2. "One of my classmates was Prof Oloruntimeyin. Before my final examinations, there was an advertisement for the employment of a junior research fellow in Yoruba study at the University. Yoruba as a course was not available at the time. When Oloruntimeyin saw the advert, he advised me to go for it and I was selected.
One of the criteria for the appointment was a Master's degree certificate in either divinity, anthropology, English or literature. I was not qualified in any way. A week before the interview, the director of the Institute of African Studies, the late Prof R.G Armstrong, dropped a note in my pigeon hole at Melamby Hall. He wanted to see me. When I got there, he said he saw my application and asked why I applied when I did not even have a first degree. After more than one hour discussion, he was impressed with me and said he would short-list me. There were 11 people who had Master's degree that were invited. I was called in first. When I discovered that the interviewers did not know anything about the subject, the session became a lecture and I lectured them. Four days later, I got a letter of appointment and a note to choose an accommodation among the houses available on the campus. That was how I became a junior research fellow in Yoruba Studies even before I wrote my final first degree examination" Very interesting!!.
3. "I went to Lagos twice in danfo (commercial bus) as a senator. On one occasion, I sat in the front seat. We entered Lagos at 5.30am. In the bus, people were talking about me. They said that I went to Abuja and I returned a poor man taking taxis each time I went out. One of them said that people like me who could not steal should not be voted for.

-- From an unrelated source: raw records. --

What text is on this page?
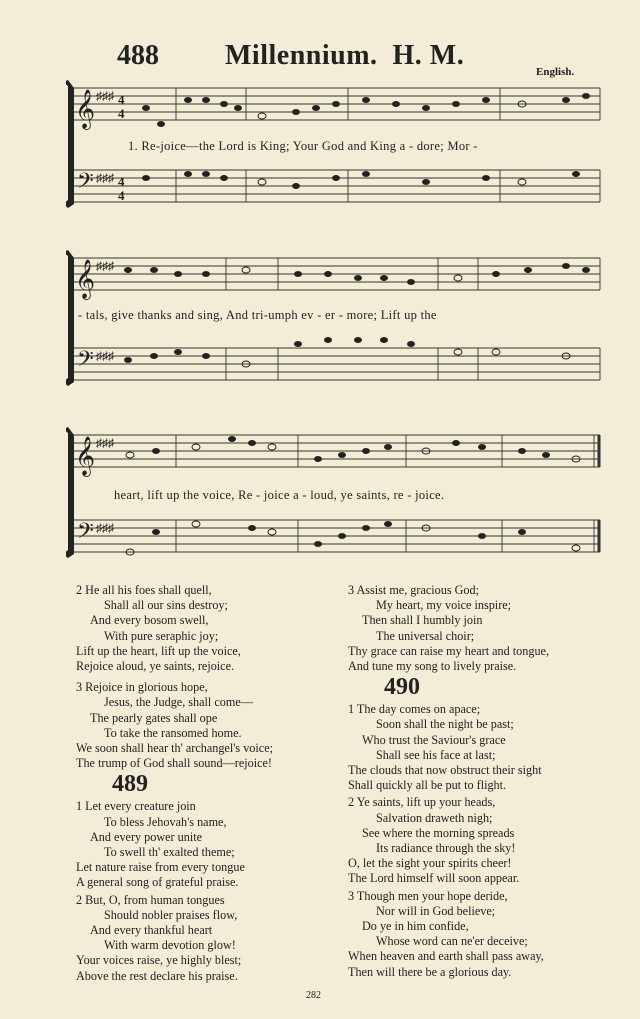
488 Millennium. H. M.
English.
𝄞
𝄢
♯♯♯
♯♯♯
4
4
4
4
1. Re-joice—the Lord is King; Your God and King a - dore; Mor -
𝄞
𝄢
♯♯♯
♯♯♯
- tals, give thanks and sing, And tri-umph ev - er - more; Lift up the
𝄞
𝄢
♯♯♯
♯♯♯
heart, lift up the voice, Re - joice a - loud, ye saints, re - joice.
2 He all his foes shall quell,
Shall all our sins destroy;
And every bosom swell,
With pure seraphic joy;
Lift up the heart, lift up the voice,
Rejoice aloud, ye saints, rejoice.
3 Rejoice in glorious hope,
Jesus, the Judge, shall come—
The pearly gates shall ope
To take the ransomed home.
We soon shall hear th' archangel's voice;
The trump of God shall sound—rejoice!
489
1 Let every creature join
To bless Jehovah's name,
And every power unite
To swell th' exalted theme;
Let nature raise from every tongue
A general song of grateful praise.
2 But, O, from human tongues
Should nobler praises flow,
And every thankful heart
With warm devotion glow!
Your voices raise, ye highly blest;
Above the rest declare his praise.
3 Assist me, gracious God;
My heart, my voice inspire;
Then shall I humbly join
The universal choir;
Thy grace can raise my heart and tongue,
And tune my song to lively praise.
490
1 The day comes on apace;
Soon shall the night be past;
Who trust the Saviour's grace
Shall see his face at last;
The clouds that now obstruct their sight
Shall quickly all be put to flight.
2 Ye saints, lift up your heads,
Salvation draweth nigh;
See where the morning spreads
Its radiance through the sky!
O, let the sight your spirits cheer!
The Lord himself will soon appear.
3 Though men your hope deride,
Nor will in God believe;
Do ye in him confide,
Whose word can ne'er deceive;
When heaven and earth shall pass away,
Then will there be a glorious day.
282
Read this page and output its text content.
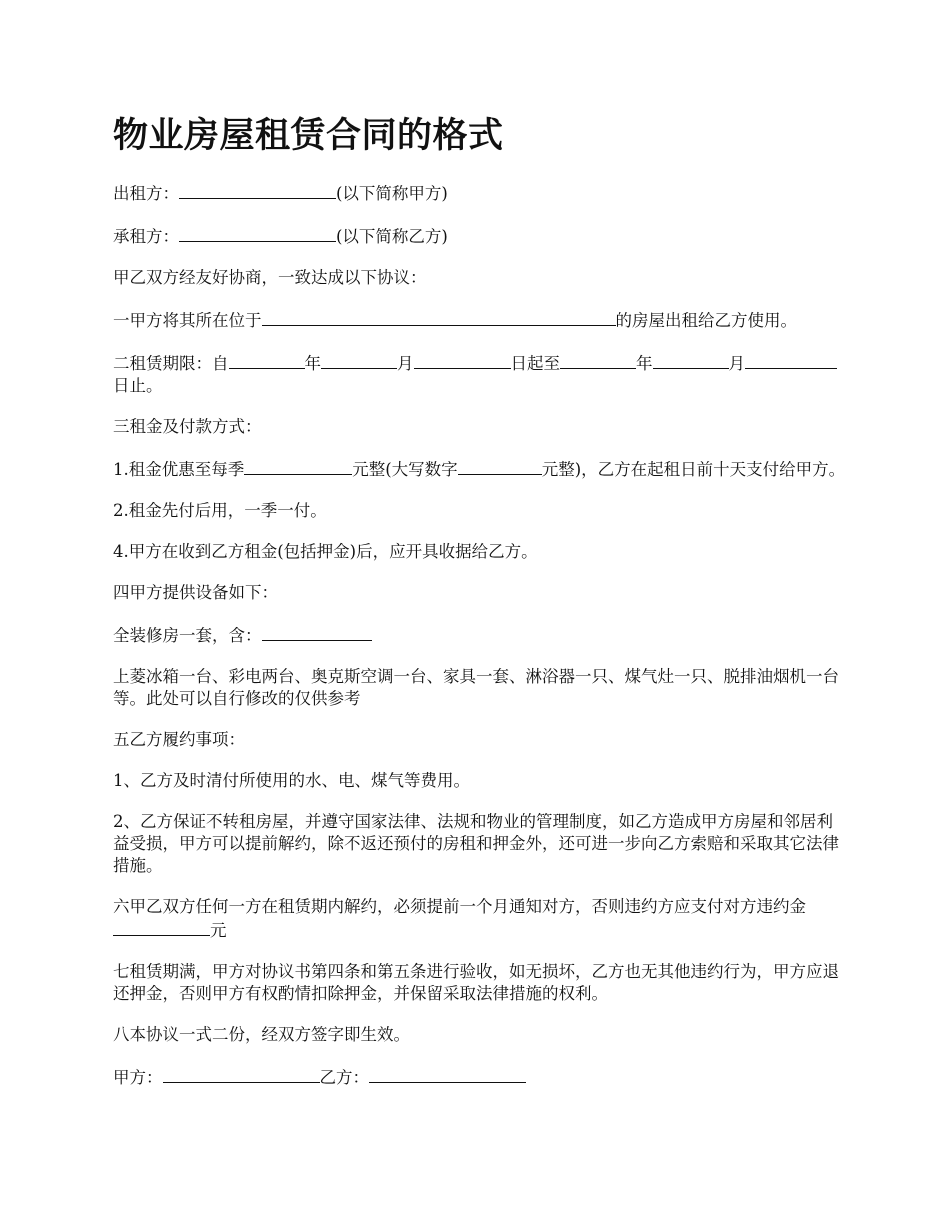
物业房屋租赁合同的格式

出租方：	(以下简称甲方)

承租方：	(以下简称乙方)

甲乙双方经友好协商，一致达成以下协议：

一甲方将其所在位于	的房屋出租给乙方使用。

二租赁期限：自	年	月	日起至	年	月日止。

三租金及付款方式：

1.租金优惠至每季	元整(大写数字	元整)，乙方在起租日前十天支付给甲方。

2.租金先付后用，一季一付。

4.甲方在收到乙方租金(包括押金)后，应开具收据给乙方。

四甲方提供设备如下：

全装修房一套，含：

上菱冰箱一台、彩电两台、奥克斯空调一台、家具一套、淋浴器一只、煤气灶一只、脱排油烟机一台等。此处可以自行修改的仅供参考

五乙方履约事项：

1、乙方及时清付所使用的水、电、煤气等费用。

2、乙方保证不转租房屋，并遵守国家法律、法规和物业的管理制度，如乙方造成甲方房屋和邻居利益受损，甲方可以提前解约，除不返还预付的房租和押金外，还可进一步向乙方索赔和采取其它法律措施。

六甲乙双方任何一方在租赁期内解约，必须提前一个月通知对方，否则违约方应支付对方违约金元

七租赁期满，甲方对协议书第四条和第五条进行验收，如无损坏，乙方也无其他违约行为，甲方应退还押金，否则甲方有权酌情扣除押金，并保留采取法律措施的权利。

八本协议一式二份，经双方签字即生效。

甲方：	乙方：
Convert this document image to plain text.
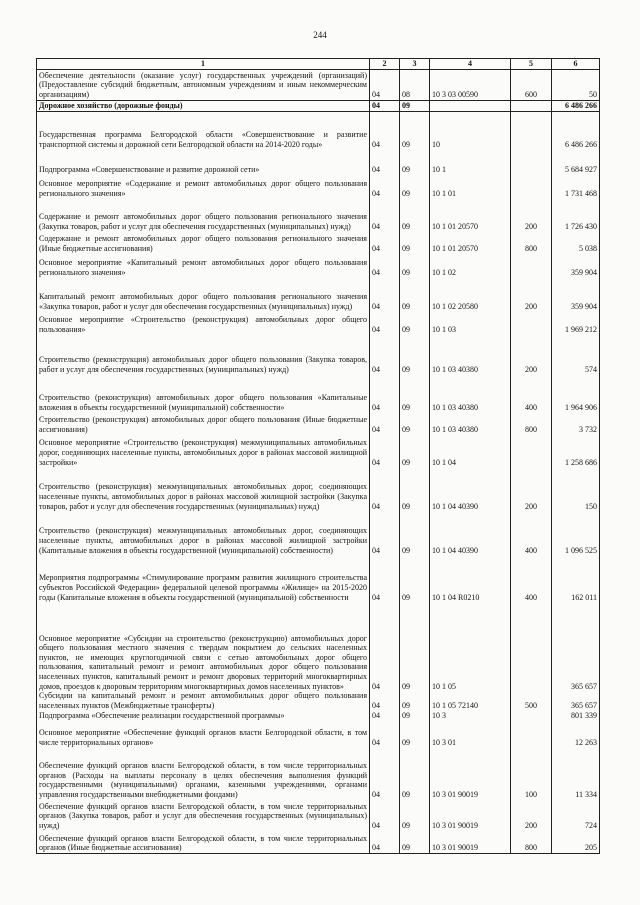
244
1	2	3	4	5	6
Обеспечение деятельности (оказание услуг) государственных учреждений (организаций) (Предоставление субсидий бюджетным, автономным учреждениям и иным некоммерческим организациям)	04	08	10 3 03 00590	600	50
Дорожное хозяйство (дорожные фонды)	04	09			6 486 266
Государственная программа Белгородской области «Совершенствование и развитие транспортной системы и дорожной сети Белгородской области на 2014-2020 годы»	04	09	10		6 486 266
Подпрограмма «Совершенствование и развитие дорожной сети»	04	09	10 1		5 684 927
Основное мероприятие «Содержание и ремонт автомобильных дорог общего пользования регионального значения»	04	09	10 1 01		1 731 468
Содержание и ремонт автомобильных дорог общего пользования регионального значения (Закупка товаров, работ и услуг для обеспечения государственных (муниципальных) нужд)	04	09	10 1 01 20570	200	1 726 430
Содержание и ремонт автомобильных дорог общего пользования регионального значения (Иные бюджетные ассигнования)	04	09	10 1 01 20570	800	5 038
Основное мероприятие «Капитальный ремонт автомобильных дорог общего пользования регионального значения»	04	09	10 1 02		359 904
Капитальный ремонт автомобильных дорог общего пользования регионального значения «Закупка товаров, работ и услуг для обеспечения государственных (муниципальных) нужд)	04	09	10 1 02 20580	200	359 904
Основное мероприятие «Строительство (реконструкция) автомобильных дорог общего пользования»	04	09	10 1 03		1 969 212
Строительство (реконструкция) автомобильных дорог общего пользования (Закупка товаров, работ и услуг для обеспечения государственных (муниципальных) нужд)	04	09	10 1 03 40380	200	574
Строительство (реконструкция) автомобильных дорог общего пользования «Капитальные вложения в объекты государственной (муниципальной) собственности»	04	09	10 1 03 40380	400	1 964 906
Строительство (реконструкция) автомобильных дорог общего пользования (Иные бюджетные ассигнования)	04	09	10 1 03 40380	800	3 732
Основное мероприятие «Строительство (реконструкция) межмуниципальных автомобильных дорог, соединяющих населенные пункты, автомобильных дорог в районах массовой жилищной застройки»	04	09	10 1 04		1 258 686
Строительство (реконструкция) межмуниципальных автомобильных дорог, соединяющих населенные пункты, автомобильных дорог в районах массовой жилищной застройки (Закупка товаров, работ и услуг для обеспечения государственных (муниципальных) нужд)	04	09	10 1 04 40390	200	150
Строительство (реконструкция) межмуниципальных автомобильных дорог, соединяющих населенные пункты, автомобильных дорог в районах массовой жилищной застройки (Капитальные вложения в объекты государственной (муниципальной) собственности)	04	09	10 1 04 40390	400	1 096 525
Мероприятия подпрограммы «Стимулирование программ развития жилищного строительства субъектов Российской Федерации» федеральной целевой программы «Жилище» на 2015-2020 годы (Капитальные вложения в объекты государственной (муниципальной) собственности	04	09	10 1 04 R0210	400	162 011
Основное мероприятие «Субсидии на строительство (реконструкцию) автомобильных дорог общего пользования местного значения с твердым покрытием до сельских населенных пунктов, не имеющих круглогодичной связи с сетью автомобильных дорог общего пользования, капитальный ремонт и ремонт автомобильных дорог общего пользования населенных пунктов, капитальный ремонт и ремонт дворовых территорий многоквартирных домов, проездов к дворовым территориям многоквартирных домов населенных пунктов»	04	09	10 1 05		365 657
Субсидии на капитальный ремонт и ремонт автомобильных дорог общего пользования населенных пунктов (Межбюджетные трансферты)	04	09	10 1 05 72140	500	365 657
Подпрограмма «Обеспечение реализации государственной программы»	04	09	10 3		801 339
Основное мероприятие «Обеспечение функций органов власти Белгородской области, в том числе территориальных органов»	04	09	10 3 01		12 263
Обеспечение функций органов власти Белгородской области, в том числе территориальных органов (Расходы на выплаты персоналу в целях обеспечения выполнения функций государственными (муниципальными) органами, казенными учреждениями, органами управления государственными внебюджетными фондами)	04	09	10 3 01 90019	100	11 334
Обеспечение функций органов власти Белгородской области, в том числе территориальных органов (Закупка товаров, работ и услуг для обеспечения государственных (муниципальных) нужд)	04	09	10 3 01 90019	200	724
Обеспечение функций органов власти Белгородской области, в том числе территориальных органов (Иные бюджетные ассигнования)	04	09	10 3 01 90019	800	205
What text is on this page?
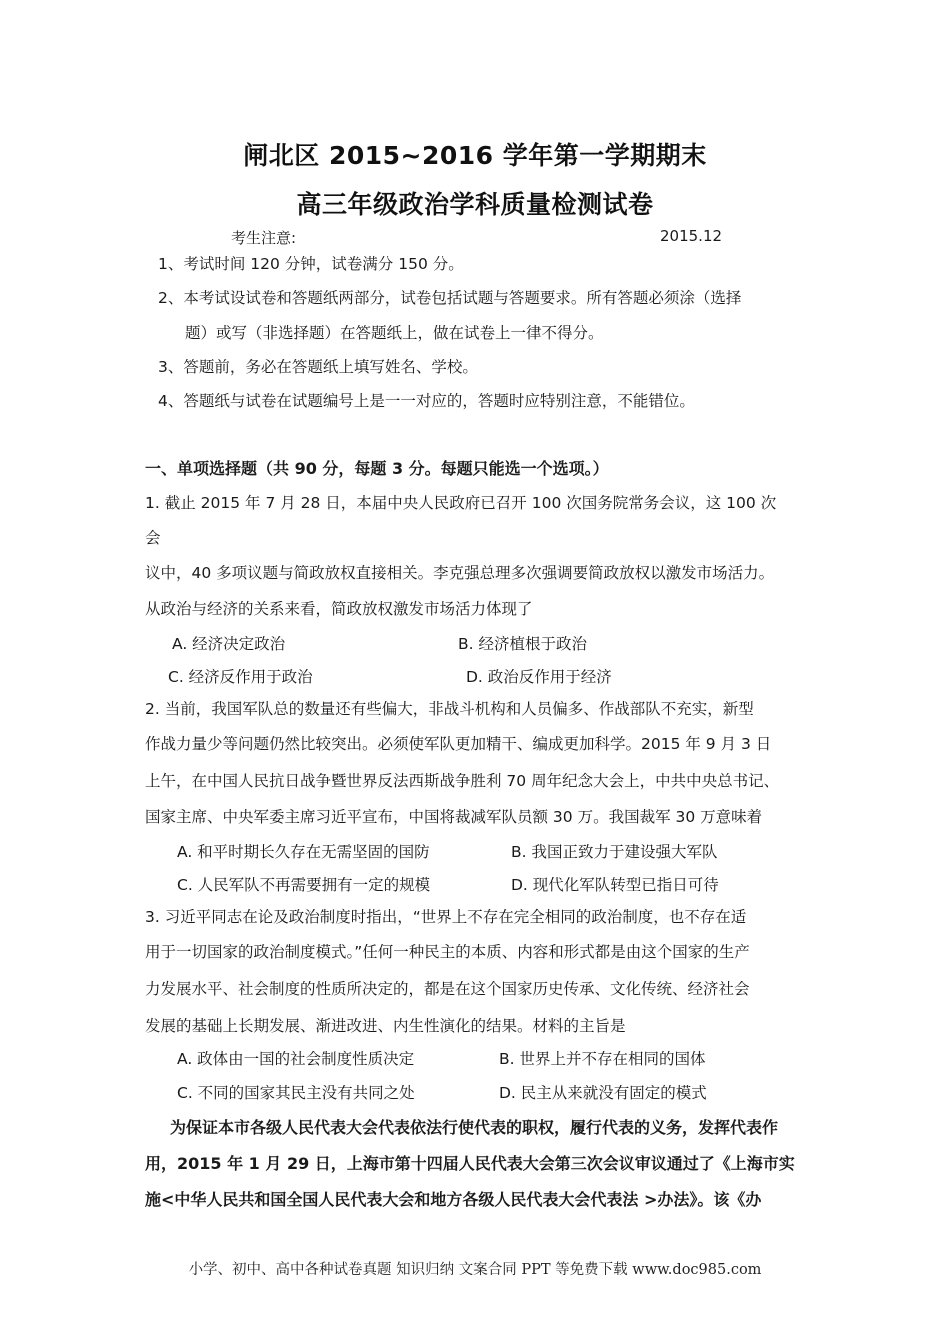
闸北区 2015~2016 学年第一学期期末
高三年级政治学科质量检测试卷
考生注意:	2015.12
1、考试时间 120 分钟，试卷满分 150 分。
2、本考试设试卷和答题纸两部分，试卷包括试题与答题要求。所有答题必须涂（选择
题）或写（非选择题）在答题纸上，做在试卷上一律不得分。
3、答题前，务必在答题纸上填写姓名、学校。
4、答题纸与试卷在试题编号上是一一对应的，答题时应特别注意，不能错位。
一、单项选择题（共 90 分，每题 3 分。每题只能选一个选项。）
1. 截止 2015 年 7 月 28 日，本届中央人民政府已召开 100 次国务院常务会议，这 100 次
会
议中，40 多项议题与简政放权直接相关。李克强总理多次强调要简政放权以激发市场活力。
从政治与经济的关系来看，简政放权激发市场活力体现了
A. 经济决定政治	B. 经济植根于政治
C. 经济反作用于政治	D. 政治反作用于经济
2. 当前，我国军队总的数量还有些偏大，非战斗机构和人员偏多、作战部队不充实，新型
作战力量少等问题仍然比较突出。必须使军队更加精干、编成更加科学。2015 年 9 月 3 日
上午，在中国人民抗日战争暨世界反法西斯战争胜利 70 周年纪念大会上，中共中央总书记、
国家主席、中央军委主席习近平宣布，中国将裁减军队员额 30 万。我国裁军 30 万意味着
A. 和平时期长久存在无需坚固的国防	B. 我国正致力于建设强大军队
C. 人民军队不再需要拥有一定的规模	D. 现代化军队转型已指日可待
3. 习近平同志在论及政治制度时指出，“世界上不存在完全相同的政治制度，也不存在适
用于一切国家的政治制度模式。”任何一种民主的本质、内容和形式都是由这个国家的生产
力发展水平、社会制度的性质所决定的，都是在这个国家历史传承、文化传统、经济社会
发展的基础上长期发展、渐进改进、内生性演化的结果。材料的主旨是
A. 政体由一国的社会制度性质决定	B. 世界上并不存在相同的国体
C. 不同的国家其民主没有共同之处	D. 民主从来就没有固定的模式
为保证本市各级人民代表大会代表依法行使代表的职权，履行代表的义务，发挥代表作
用，2015 年 1 月 29 日，上海市第十四届人民代表大会第三次会议审议通过了《上海市实
施<中华人民共和国全国人民代表大会和地方各级人民代表大会代表法 >办法》。该《办
小学、初中、高中各种试卷真题 知识归纳 文案合同 PPT 等免费下载 www.doc985.com
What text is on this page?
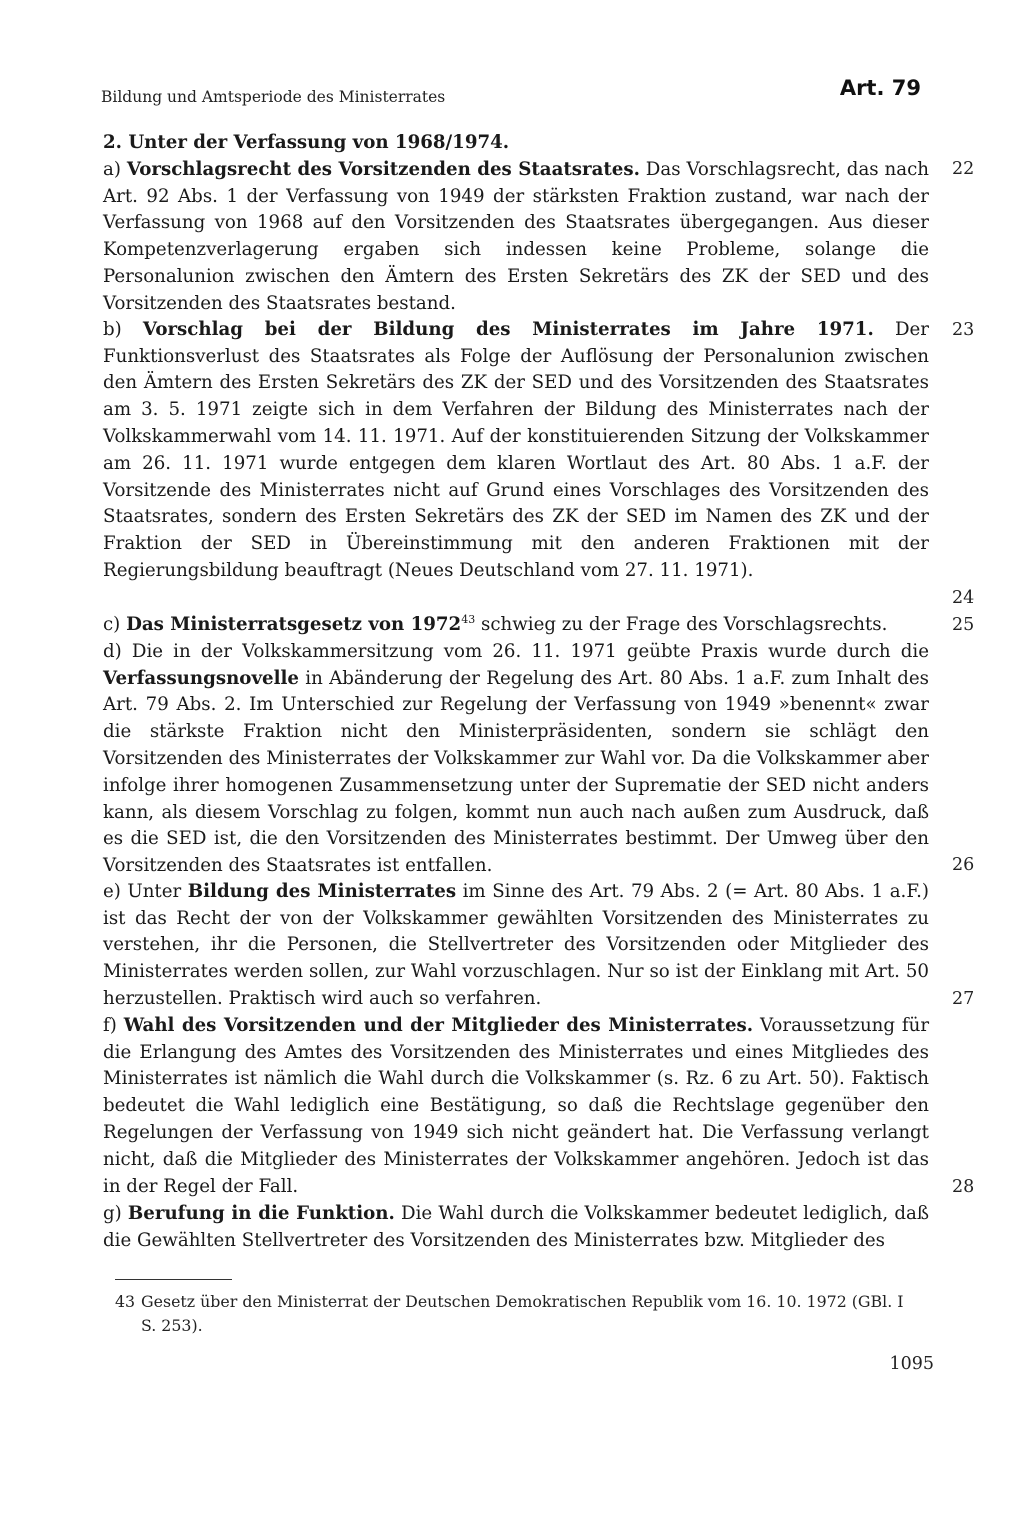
Bildung und Amtsperiode des Ministerrates	Art. 79

2. Unter der Verfassung von 1968/1974.

a) Vorschlagsrecht des Vorsitzenden des Staatsrates. Das Vorschlagsrecht, das nach Art. 92 Abs. 1 der Verfassung von 1949 der stärksten Fraktion zustand, war nach der Verfassung von 1968 auf den Vorsitzenden des Staatsrates übergegangen. Aus dieser Kompetenzverlagerung ergaben sich indessen keine Probleme, solange die Personalunion zwischen den Ämtern des Ersten Sekretärs des ZK der SED und des Vorsitzenden des Staatsrates bestand.

b) Vorschlag bei der Bildung des Ministerrates im Jahre 1971. Der Funktionsverlust des Staatsrates als Folge der Auflösung der Personalunion zwischen den Ämtern des Ersten Sekretärs des ZK der SED und des Vorsitzenden des Staatsrates am 3. 5. 1971 zeigte sich in dem Verfahren der Bildung des Ministerrates nach der Volkskammerwahl vom 14. 11. 1971. Auf der konstituierenden Sitzung der Volkskammer am 26. 11. 1971 wurde entgegen dem klaren Wortlaut des Art. 80 Abs. 1 a.F. der Vorsitzende des Ministerrates nicht auf Grund eines Vorschlages des Vorsitzenden des Staatsrates, sondern des Ersten Sekretärs des ZK der SED im Namen des ZK und der Fraktion der SED in Übereinstimmung mit den anderen Fraktionen mit der Regierungsbildung beauftragt (Neues Deutschland vom 27. 11. 1971).

c) Das Ministerratsgesetz von 1972$^{43}$ schwieg zu der Frage des Vorschlagsrechts.

d) Die in der Volkskammersitzung vom 26. 11. 1971 geübte Praxis wurde durch die Verfassungsnovelle in Abänderung der Regelung des Art. 80 Abs. 1 a.F. zum Inhalt des Art. 79 Abs. 2. Im Unterschied zur Regelung der Verfassung von 1949 »benennt« zwar die stärkste Fraktion nicht den Ministerpräsidenten, sondern sie schlägt den Vorsitzenden des Ministerrates der Volkskammer zur Wahl vor. Da die Volkskammer aber infolge ihrer homogenen Zusammensetzung unter der Suprematie der SED nicht anders kann, als diesem Vorschlag zu folgen, kommt nun auch nach außen zum Ausdruck, daß es die SED ist, die den Vorsitzenden des Ministerrates bestimmt. Der Umweg über den Vorsitzenden des Staatsrates ist entfallen.

e) Unter Bildung des Ministerrates im Sinne des Art. 79 Abs. 2 (= Art. 80 Abs. 1 a.F.) ist das Recht der von der Volkskammer gewählten Vorsitzenden des Ministerrates zu verstehen, ihr die Personen, die Stellvertreter des Vorsitzenden oder Mitglieder des Ministerrates werden sollen, zur Wahl vorzuschlagen. Nur so ist der Einklang mit Art. 50 herzustellen. Praktisch wird auch so verfahren.

f) Wahl des Vorsitzenden und der Mitglieder des Ministerrates. Voraussetzung für die Erlangung des Amtes des Vorsitzenden des Ministerrates und eines Mitgliedes des Ministerrates ist nämlich die Wahl durch die Volkskammer (s. Rz. 6 zu Art. 50). Faktisch bedeutet die Wahl lediglich eine Bestätigung, so daß die Rechtslage gegenüber den Regelungen der Verfassung von 1949 sich nicht geändert hat. Die Verfassung verlangt nicht, daß die Mitglieder des Ministerrates der Volkskammer angehören. Jedoch ist das in der Regel der Fall.

g) Berufung in die Funktion. Die Wahl durch die Volkskammer bedeutet lediglich, daß die Gewählten Stellvertreter des Vorsitzenden des Ministerrates bzw. Mitglieder des

22
23
24
25
26
27
28
43 Gesetz über den Ministerrat der Deutschen Demokratischen Republik vom 16. 10. 1972 (GBl. I
S. 253).
1095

When the bus stopped, I looked back and greeted them. I introduced myself to them and they were shocked. The people make the politicians thieves. I don't cherish material things. My father built the house I live in in 1918 after he returned from the World War. I only built more houses in the compound to be comfortable. That is all I have." Prof. Wande Abimbola was the Senate Leader between November 1992 and November 1993 before late Sanni Abacha regime ousted National Assembly.
Very interesting with great lessons to learn!!!.